Muslims have been falsely accused of manipulating Hindu women into marriages and producing more children to establish domination. The government data shows otherwise: India’s religious composition has been largely stable since 1947 and the fertility rate of Muslims has declined from 4.4 in 1992 to 2.3 in 2020.

“It is never going to be possible if you look at the data. We should forget and ignore this rhetoric,” says Poonam Muttreja, director at the Population Foundation of India.

Muslims also have the lowest literacy among all major Indian religious communities. They have faced discrimination in employment and housing and hold a little less than 5% of seats in the parliament, their lowest share ever.

For Abidi, all this represents a grim future, one where India’s secular character lives only in people’s memories.

“Every Muslim in today’s India finds himself unsafe,” he says.


Das disagrees, arguing that Muslims are still free to pray and practice their religion. “But we will correct the mistakes made by your ancestors.”

Das is referring to the Mughals who ruled India before the British made it their colony.

Scorn for Mughal rulers, who are not ancestors of Indian Muslims and only shared a similar faith, is distinctive to India’s Hindu nationalists, who claim the Mughals destroyed Hindu culture.

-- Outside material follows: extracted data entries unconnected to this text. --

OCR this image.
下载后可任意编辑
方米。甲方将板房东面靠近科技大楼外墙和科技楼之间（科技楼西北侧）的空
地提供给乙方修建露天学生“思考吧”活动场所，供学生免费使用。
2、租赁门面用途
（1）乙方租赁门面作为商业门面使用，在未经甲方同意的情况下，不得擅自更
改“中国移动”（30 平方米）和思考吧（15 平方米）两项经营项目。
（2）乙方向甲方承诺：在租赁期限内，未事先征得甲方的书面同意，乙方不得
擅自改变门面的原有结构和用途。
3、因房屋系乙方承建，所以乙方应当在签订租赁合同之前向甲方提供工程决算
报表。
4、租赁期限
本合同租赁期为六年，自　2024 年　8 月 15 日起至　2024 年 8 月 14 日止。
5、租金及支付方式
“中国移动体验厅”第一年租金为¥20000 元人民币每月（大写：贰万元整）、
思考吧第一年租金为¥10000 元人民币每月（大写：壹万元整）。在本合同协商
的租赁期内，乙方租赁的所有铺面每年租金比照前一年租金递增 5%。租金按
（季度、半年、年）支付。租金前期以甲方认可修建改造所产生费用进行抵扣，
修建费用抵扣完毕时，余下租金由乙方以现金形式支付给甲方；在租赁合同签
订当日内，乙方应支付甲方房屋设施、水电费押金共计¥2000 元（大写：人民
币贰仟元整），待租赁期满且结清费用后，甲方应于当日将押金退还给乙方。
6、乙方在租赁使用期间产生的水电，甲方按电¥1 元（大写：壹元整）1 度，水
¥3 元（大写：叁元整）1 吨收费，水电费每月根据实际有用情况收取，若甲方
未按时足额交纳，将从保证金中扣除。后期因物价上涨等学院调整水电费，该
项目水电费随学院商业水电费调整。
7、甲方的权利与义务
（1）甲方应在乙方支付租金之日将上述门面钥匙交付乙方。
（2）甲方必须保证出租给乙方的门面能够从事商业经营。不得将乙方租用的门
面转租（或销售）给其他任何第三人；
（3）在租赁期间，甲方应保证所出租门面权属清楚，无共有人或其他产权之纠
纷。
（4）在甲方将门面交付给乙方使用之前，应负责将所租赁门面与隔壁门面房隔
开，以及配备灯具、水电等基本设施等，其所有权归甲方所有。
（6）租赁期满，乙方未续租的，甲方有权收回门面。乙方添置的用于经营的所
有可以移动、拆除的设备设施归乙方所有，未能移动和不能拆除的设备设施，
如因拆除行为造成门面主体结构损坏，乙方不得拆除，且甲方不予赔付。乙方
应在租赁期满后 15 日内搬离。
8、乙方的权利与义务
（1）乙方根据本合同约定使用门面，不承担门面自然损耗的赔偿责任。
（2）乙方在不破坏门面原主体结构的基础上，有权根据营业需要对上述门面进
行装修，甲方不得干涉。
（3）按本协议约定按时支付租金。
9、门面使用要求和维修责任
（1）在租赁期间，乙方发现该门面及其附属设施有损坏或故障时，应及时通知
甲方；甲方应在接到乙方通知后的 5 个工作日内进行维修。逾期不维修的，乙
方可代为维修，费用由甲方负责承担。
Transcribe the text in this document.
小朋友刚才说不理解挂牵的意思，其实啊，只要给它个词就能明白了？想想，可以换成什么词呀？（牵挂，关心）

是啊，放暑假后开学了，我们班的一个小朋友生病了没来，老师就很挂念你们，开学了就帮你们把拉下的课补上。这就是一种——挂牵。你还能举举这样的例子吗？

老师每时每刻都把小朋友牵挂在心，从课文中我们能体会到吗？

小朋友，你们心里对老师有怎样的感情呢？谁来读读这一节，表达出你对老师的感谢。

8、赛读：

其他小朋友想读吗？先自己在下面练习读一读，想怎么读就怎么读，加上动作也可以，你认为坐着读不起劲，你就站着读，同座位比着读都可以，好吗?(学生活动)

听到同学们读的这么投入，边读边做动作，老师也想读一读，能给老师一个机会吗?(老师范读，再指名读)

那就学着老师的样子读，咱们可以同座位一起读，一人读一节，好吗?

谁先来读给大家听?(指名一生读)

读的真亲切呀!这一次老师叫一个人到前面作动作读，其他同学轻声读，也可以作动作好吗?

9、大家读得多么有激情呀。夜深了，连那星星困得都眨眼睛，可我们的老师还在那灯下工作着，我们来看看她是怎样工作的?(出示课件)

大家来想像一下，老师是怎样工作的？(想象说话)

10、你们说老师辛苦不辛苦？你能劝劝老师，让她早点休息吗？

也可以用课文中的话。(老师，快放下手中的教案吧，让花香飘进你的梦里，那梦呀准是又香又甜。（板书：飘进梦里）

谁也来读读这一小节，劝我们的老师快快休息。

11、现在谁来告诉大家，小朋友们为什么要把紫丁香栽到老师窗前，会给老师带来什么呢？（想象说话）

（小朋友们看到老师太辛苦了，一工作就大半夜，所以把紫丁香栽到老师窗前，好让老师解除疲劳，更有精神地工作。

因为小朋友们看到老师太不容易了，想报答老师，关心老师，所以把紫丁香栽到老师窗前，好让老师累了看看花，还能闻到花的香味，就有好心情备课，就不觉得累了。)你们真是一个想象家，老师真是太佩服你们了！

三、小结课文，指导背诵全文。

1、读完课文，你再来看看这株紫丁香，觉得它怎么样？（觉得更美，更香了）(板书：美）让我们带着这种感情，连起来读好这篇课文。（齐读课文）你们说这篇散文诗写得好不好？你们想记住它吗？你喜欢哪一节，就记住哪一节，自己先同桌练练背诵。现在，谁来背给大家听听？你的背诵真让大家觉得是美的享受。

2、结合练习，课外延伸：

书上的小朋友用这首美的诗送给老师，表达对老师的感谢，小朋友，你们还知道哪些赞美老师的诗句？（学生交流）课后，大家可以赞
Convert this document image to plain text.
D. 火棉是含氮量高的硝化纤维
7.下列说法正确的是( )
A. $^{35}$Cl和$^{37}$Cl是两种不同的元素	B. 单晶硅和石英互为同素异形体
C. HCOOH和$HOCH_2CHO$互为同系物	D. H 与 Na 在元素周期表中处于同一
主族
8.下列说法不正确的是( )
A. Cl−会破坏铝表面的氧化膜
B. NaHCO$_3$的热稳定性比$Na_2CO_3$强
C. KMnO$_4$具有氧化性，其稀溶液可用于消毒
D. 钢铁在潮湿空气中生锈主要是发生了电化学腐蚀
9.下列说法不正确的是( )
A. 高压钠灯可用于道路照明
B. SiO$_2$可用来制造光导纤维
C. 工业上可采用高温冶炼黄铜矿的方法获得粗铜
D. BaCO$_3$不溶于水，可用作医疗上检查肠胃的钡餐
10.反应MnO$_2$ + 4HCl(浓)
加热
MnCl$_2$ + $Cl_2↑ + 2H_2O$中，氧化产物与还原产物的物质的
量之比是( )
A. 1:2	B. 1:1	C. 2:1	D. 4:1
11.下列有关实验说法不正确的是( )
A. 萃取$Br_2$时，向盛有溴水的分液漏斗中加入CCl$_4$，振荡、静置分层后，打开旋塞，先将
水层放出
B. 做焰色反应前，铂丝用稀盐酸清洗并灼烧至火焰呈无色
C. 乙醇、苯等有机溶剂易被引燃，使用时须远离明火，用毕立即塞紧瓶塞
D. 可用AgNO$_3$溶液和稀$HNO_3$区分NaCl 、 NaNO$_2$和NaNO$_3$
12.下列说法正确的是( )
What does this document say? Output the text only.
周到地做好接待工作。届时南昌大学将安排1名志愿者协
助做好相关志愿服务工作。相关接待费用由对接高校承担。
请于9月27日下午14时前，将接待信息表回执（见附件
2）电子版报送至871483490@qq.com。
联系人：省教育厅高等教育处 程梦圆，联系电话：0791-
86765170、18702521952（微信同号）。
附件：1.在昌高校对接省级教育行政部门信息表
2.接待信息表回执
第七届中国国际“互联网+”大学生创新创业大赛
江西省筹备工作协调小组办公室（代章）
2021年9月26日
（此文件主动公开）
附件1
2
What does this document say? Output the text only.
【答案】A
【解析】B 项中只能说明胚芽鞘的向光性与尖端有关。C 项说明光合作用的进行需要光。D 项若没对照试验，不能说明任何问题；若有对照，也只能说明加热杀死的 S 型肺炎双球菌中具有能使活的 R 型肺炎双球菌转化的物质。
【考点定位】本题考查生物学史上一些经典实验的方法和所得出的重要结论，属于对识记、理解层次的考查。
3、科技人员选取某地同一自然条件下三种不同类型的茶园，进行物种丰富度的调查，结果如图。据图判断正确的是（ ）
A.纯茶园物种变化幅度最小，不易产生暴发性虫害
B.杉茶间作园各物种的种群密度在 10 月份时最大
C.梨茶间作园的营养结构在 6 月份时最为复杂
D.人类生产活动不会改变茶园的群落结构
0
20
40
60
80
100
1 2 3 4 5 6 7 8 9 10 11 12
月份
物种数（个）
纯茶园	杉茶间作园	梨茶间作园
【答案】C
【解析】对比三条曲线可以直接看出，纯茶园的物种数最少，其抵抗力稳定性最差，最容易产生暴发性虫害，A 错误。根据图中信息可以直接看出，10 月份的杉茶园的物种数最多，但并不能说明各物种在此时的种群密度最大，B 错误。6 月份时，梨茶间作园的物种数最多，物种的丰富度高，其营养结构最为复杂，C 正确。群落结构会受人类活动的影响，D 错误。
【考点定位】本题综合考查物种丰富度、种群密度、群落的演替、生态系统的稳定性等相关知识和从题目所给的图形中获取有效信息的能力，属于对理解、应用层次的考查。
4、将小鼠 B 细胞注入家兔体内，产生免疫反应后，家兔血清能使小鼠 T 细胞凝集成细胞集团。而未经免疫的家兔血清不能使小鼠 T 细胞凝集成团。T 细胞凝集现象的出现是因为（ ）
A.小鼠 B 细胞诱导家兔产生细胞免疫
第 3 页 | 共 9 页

It has prompted Hindu nationalists to seek ownership of hundreds of historic mosques they say are built over demolished temples.

In Ayodhya, longtime Muslim locals have made compromises to avoid tension with Hindu neighbors.

Last year when the Muharram procession overlapped with a Hindu festival, Muslim leaders changed the timing of their march to avoid confrontation. This year, Muslims in the city had to forgo selling and consumption of meat during another Hindu festival that coincided with the beginning days of Ramadan.

In such an atmosphere, Abidi says, only religious tolerance can stop India’s communal fractures from worsening.

“India will only survive if we mend hearts and not break them,” he says.